Kate Cagle
Santa Monica’s largest residential property owner has filed a lawsuit against a Boston-based hedge fund, alleging AEW attempted a “hostile takeover” of seven of their properties in the city and two others in Los Angeles County.
The suit is the latest battle in a legal war that has waged between NMS Properties and AEW over a joint venture to finance 9 properties in Southern California.
NMS owns and manages 23 buildings in Santa Monica and is the city’s largest affordable housing provider. Through his companies, NMS’s CEO and founder Neil Shekhter owns more than 2,000 apartment units in Santa Monica and the Westside of Los Angeles.
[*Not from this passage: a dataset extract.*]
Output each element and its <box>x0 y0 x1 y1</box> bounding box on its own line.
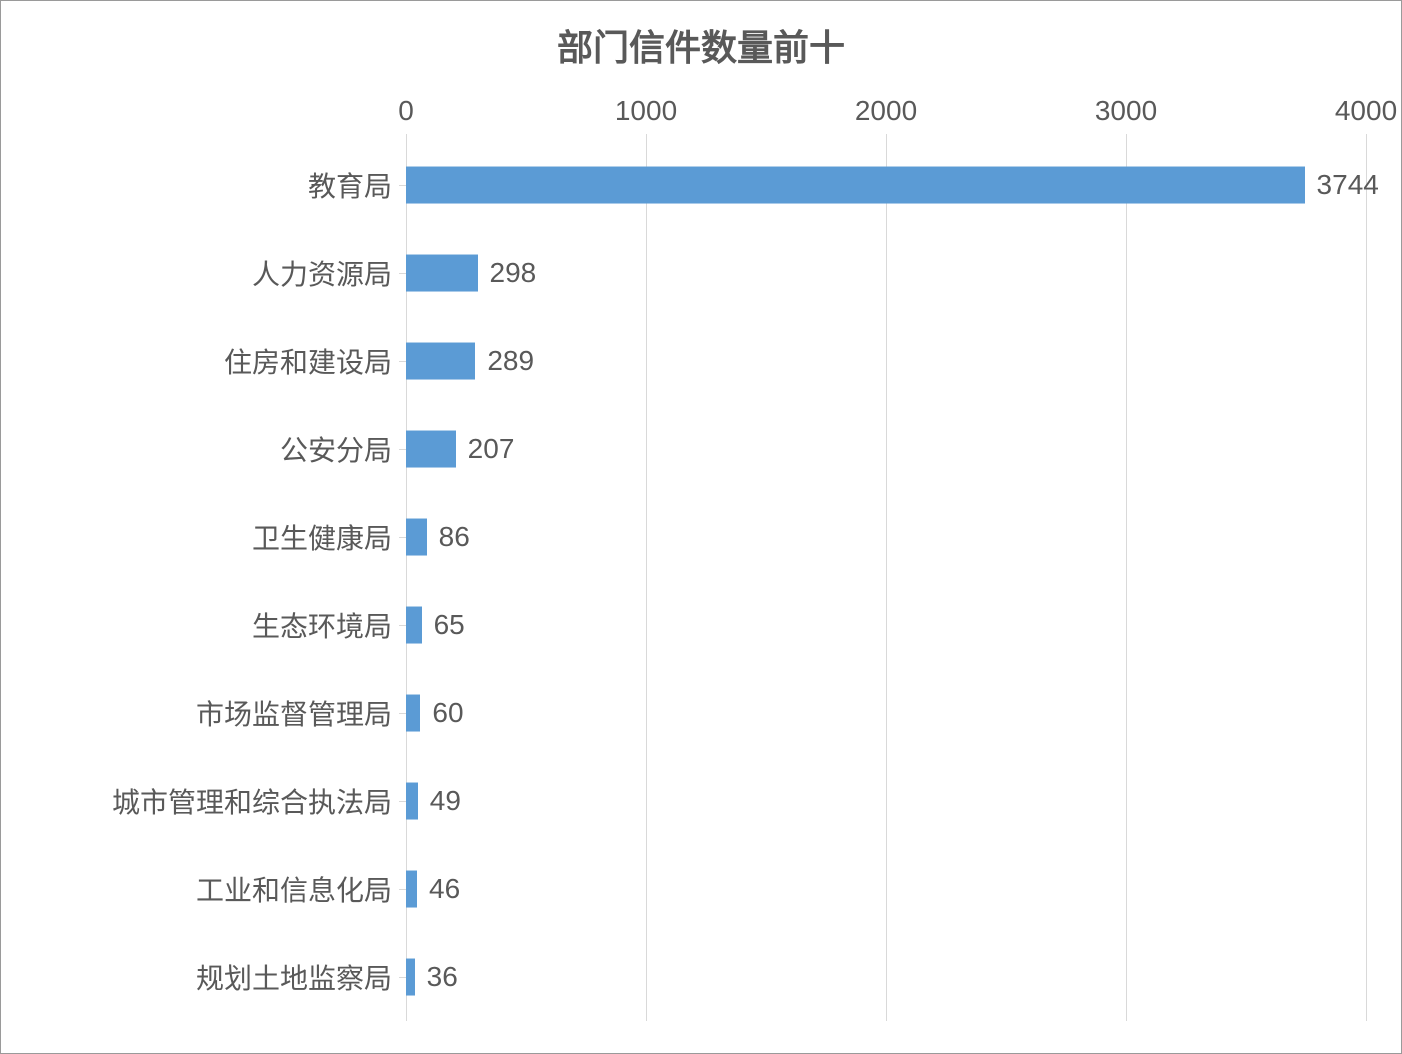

On Dec. 2nd, a judge forced Shekhter to cede control of nine properties (seven in Santa Monica) to hedge fund AEW as part of a civil suit. Judge Suzanne Bruguera found NMS destroyed evidence, submitted fraudulent documents to the court and misappropriated funds when dealing with AEW and ordered them to pay AEW’s attorneys’ fees and costs in excess of $6 million.
Attorneys for NMS have already filed an appeal to the Superior Court’s ruling. In the meantime, NMS will continue to manage all of the properties.
The dispute between NMS and AEW over the joint venture will continue to work its way through the courts over the coming years. In the latest lawsuit, NMS filed a complaint alleging AEW attempted a “hostile takeover” of the nine properties to oust them as managers in November, weeks before the judge’s order.
On November 21st, a team of locksmiths, private security guards, and computer technicians suddenly stormed all the nine properties at once and announced there was a new management company in charge, according to the complaint. As employees scrambled to call their bosses, Shekhter’s son, Alan, went to see what was happening in the apartments at 1502 Broadway. A guard prevented him from entering and claimed to have a court order giving management company USRG the right to take over the building.
Over the next five hours, Shekhter remained locked out as similar scenes unfolded at the other properties. During that time, Shekhter claims the intruders rummaged through files, changed locks and took keys and garage openers and kept employees from leaving. The Santa Monica Police Department finally ended the ordeal when they ordered the intruders to leave, according to the complaint.
Since that day, NMS Properties has posted guards outside the buildings in question. They remain there today.
The lawsuits do not involve the city of Santa Monica but press coverage of the ruling caused some leaders to lose trust with the developer who has 18 additional properties up for future development. At last Tuesday’s City Council meeting, leaders asked for additional scrutiny of all city contracts dealing with NMS.
“We don’t know what aspects of our business with various people in the city could be impacted,” said Councilmember Sue Himmelrich, who directed city staff to look into the matter.
Councilmember Kevin McKeown says he has already heard from the tenants of the seven local buildings involved in the lawsuit who are worried about what a management shake-up means for them.
At the meeting, a spokesman for NMS promised to hand over any documents regarding current or pending contracts with the city.
“We would like to reassure the council, the mayor that we will cooperate fully with anything that the council would like to look at,” Eric Rose said. “We’re confident that any review will show NMS has always acted with the highest integrity.”
The lawsuit could hit NMS’s pocketbooks much harder than the $6 million dollars in fees and suit costs owed to AEW. Shekhter estimates the value of the properties ceded to AEW at $500 million, according to a complaint filed by his attorneys with the Superior Court on Dec. 1st.
When pressed, Rose would not commit to providing documents about the company’s financial viability to the City Council. Rose restated the company’s confidence they will win on appeal.
“This is simply a business dispute,” Rose said.
The judge’s Dec. 2nd ruling came after a forensic examination of documents handed over as part of the lawsuit filed by NMS against AEW over the joint venture. In September of 2015, the judge ordered NMS freeze all electronic documents and submit computers and devices to the court. Evidentiary hearings took place over eight days in October of this year.
Shekhter’s attorney, Skip Miller of Miller Barondness, LLP in Los Angeles, defended his client last week in a statement to the Daily Press:
“Neil Shekhter didn’t forge anything. The order is wrong. All he did was discard his personal home computer to protect his and his family’s privacy,” Miller said.